The current prime minister, Mikulas Dzurinda, shackled his country to the increasingly neo-Soviet European Union. Although he has introduced a flat tax on business and personal income, brought foreign investment into his country and strengthened its currency, according to the CeskeNoviny news website, unemployment is still high. According to the EUobserver, unemployment is at a high of 11 percent. And according to the British news website Monsters and Critics, both social spending cuts and the raising of consumer taxes made things worse.
Fico promised the Smer would roll back some of the reforms that the current Dzurinda government put into place. But it may not necessarily happen, according to the news website EurActiv.com. Dzurinda could continue with his current coalition government and also add the support of former authoritarian premier, Vladimir Meciar and his HZDS party. The HZDS got a little under 9% of the vote. The current prime minister is confident that Fico and the Smer will not be able to form a government and reverse his reforms, according to a report from Reuters.
The only good news was the Czech Communist party, the KSS, were kicked out of parliament for having far too few votes.
From a Distributist standpoint, the current elections do not bode well at all.
1) None of the new parliament's six parties seem committed to expanding support for worker-owned and managed cooperatives into the industrial and financial sectors.
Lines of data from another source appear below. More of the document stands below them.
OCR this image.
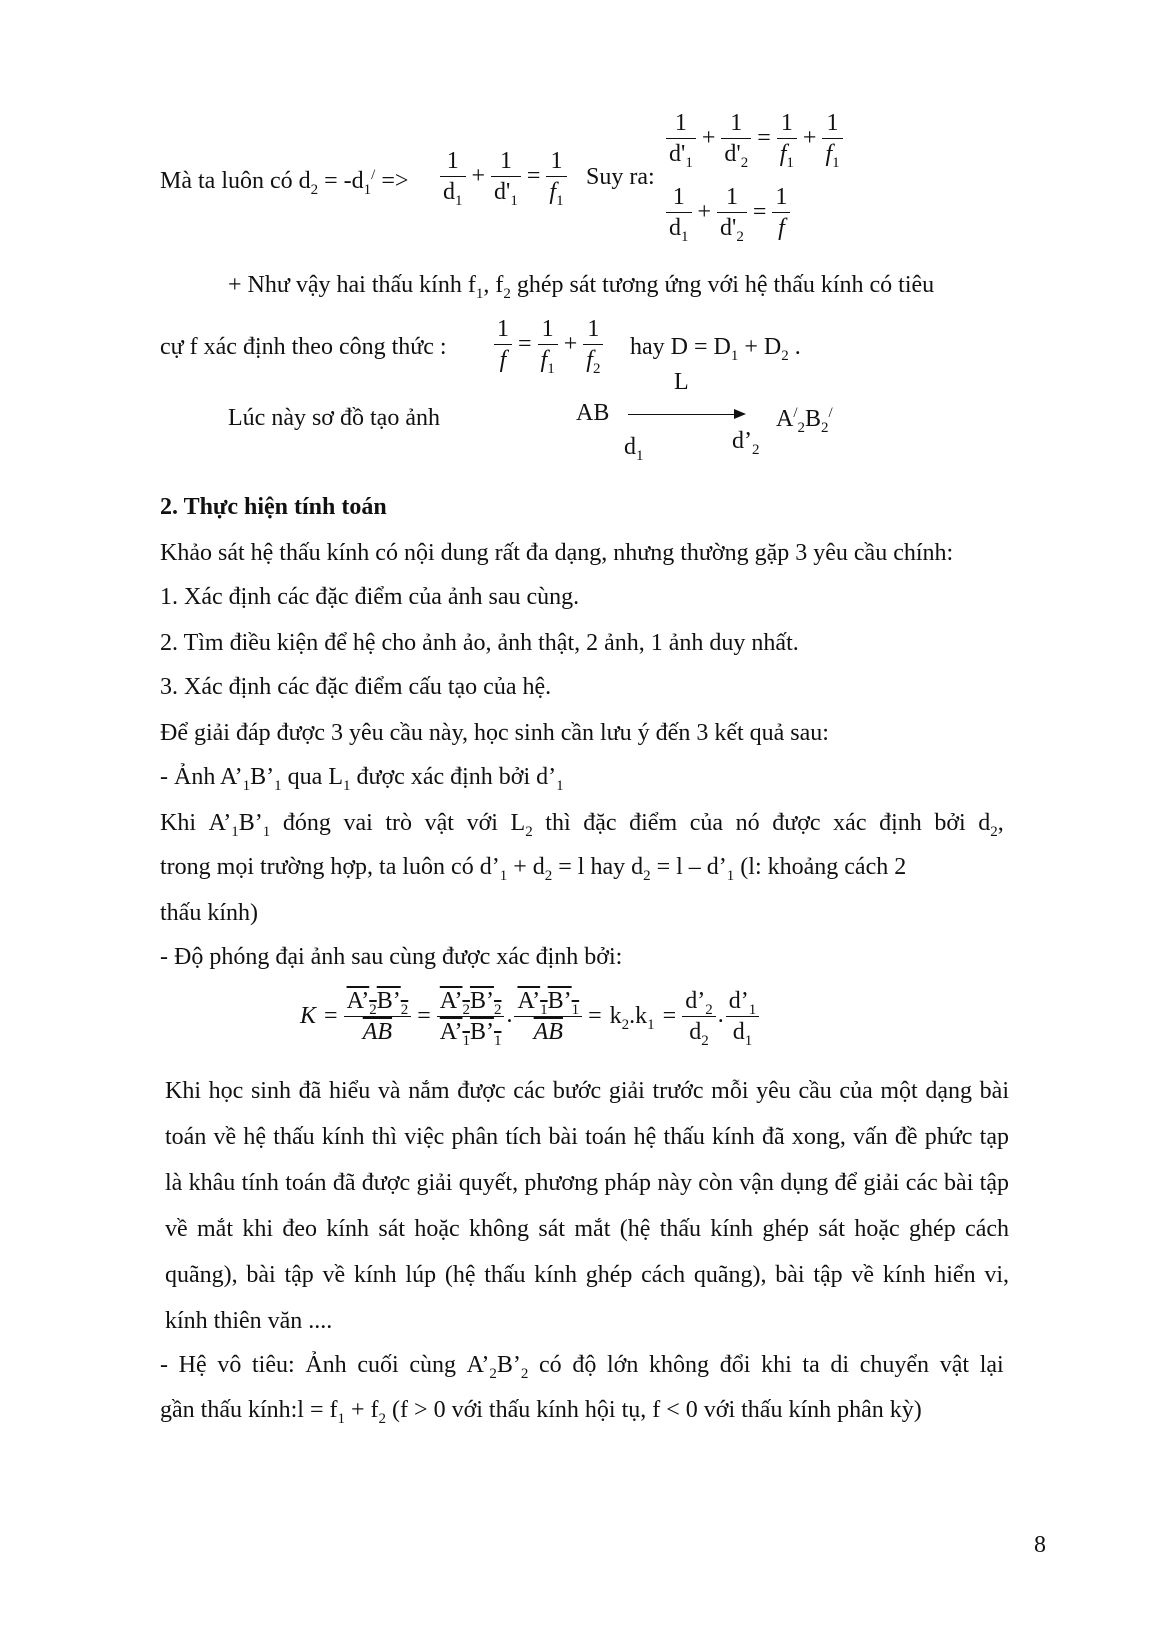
Mà ta luôn có $d_2 = -d_1^/ => \frac{1}{d_1} + \frac{1}{d'_1} = \frac{1}{f_1}$ Suy ra:
$\frac{1}{d'_1} + \frac{1}{d'_2} = \frac{1}{f_1} + \frac{1}{f_1}$
$\frac{1}{d_1} + \frac{1}{d'_2} = \frac{1}{f}$
+ Như vậy hai thấu kính $f_1$, $f_2$ ghép sát tương ứng với hệ thấu kính có tiêu
cự f xác định theo công thức : $\frac{1}{f} = \frac{1}{f_1} + \frac{1}{f_2}$ hay $D = D_1 + D_2$ .
Lúc này sơ đồ tạo ảnh
L
AB	$A^/_2B_2^/$
$d_1$
$d’_2$
2. Thực hiện tính toán
Khảo sát hệ thấu kính có nội dung rất đa dạng, nhưng thường gặp 3 yêu cầu chính:
1. Xác định các đặc điểm của ảnh sau cùng.
2. Tìm điều kiện để hệ cho ảnh ảo, ảnh thật, 2 ảnh, 1 ảnh duy nhất.
3. Xác định các đặc điểm cấu tạo của hệ.
Để giải đáp được 3 yêu cầu này, học sinh cần lưu ý đến 3 kết quả sau:
- Ảnh $A’_1B’_1$ qua $L_1$ được xác định bởi $d’_1$
Khi $A’_1B’_1$ đóng vai trò vật với $L_2$ thì đặc điểm của nó được xác định bởi $d_2$,
trong mọi trường hợp, ta luôn có $d’_1 + d_2 = l$ hay $d_2 = l$ – $d’_1$ (l: khoảng cách 2
thấu kính)
- Độ phóng đại ảnh sau cùng được xác định bởi:
$K = \frac{A’_2B’_2}{AB} = \frac{A’_2B’_2}{A’_1B’_1}$ . $\frac{A’_1B’_1}{AB} = k_2.k_1 = \frac{d’_2}{d_2}$ . $\frac{d’_1}{d_1}$
Khi học sinh đã hiểu và nắm được các bước giải trước mỗi yêu cầu của một dạng bài toán về hệ thấu kính thì việc phân tích bài toán hệ thấu kính đã xong, vấn đề phức tạp là khâu tính toán đã được giải quyết, phương pháp này còn vận dụng để giải các bài tập về mắt khi đeo kính sát hoặc không sát mắt (hệ thấu kính ghép sát hoặc ghép cách quãng), bài tập về kính lúp (hệ thấu kính ghép cách quãng), bài tập về kính hiển vi, kính thiên văn ....
- Hệ vô tiêu: Ảnh cuối cùng $A’_2B’_2$ có độ lớn không đổi khi ta di chuyển vật lại
gần thấu kính:l = $f_1 + f_2$ (f > 0 với thấu kính hội tụ, f < 0 với thấu kính phân kỳ)
8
2) Small farmers and farmer co-ops are now threatened under EU regulations to merge with European agribusinesses or be disolved, as was may still be happening in Poland and France.
3) Support for social policies that defend abortion and the Sexual Revolution and oppress homeschoolers may still be in place.
4) Neither major party even considers permanent withdrawl from the UN, the EU, NATO and the WTO, reducing the nation's political sovereignty.
5) And both Fico and Dzurinda are committed to make the Euro Slovakia's currency by 2008, reducing the nation's economic sovereignty.
So to Distributists, it is a different boss but the same racket. Pray for Slovakia.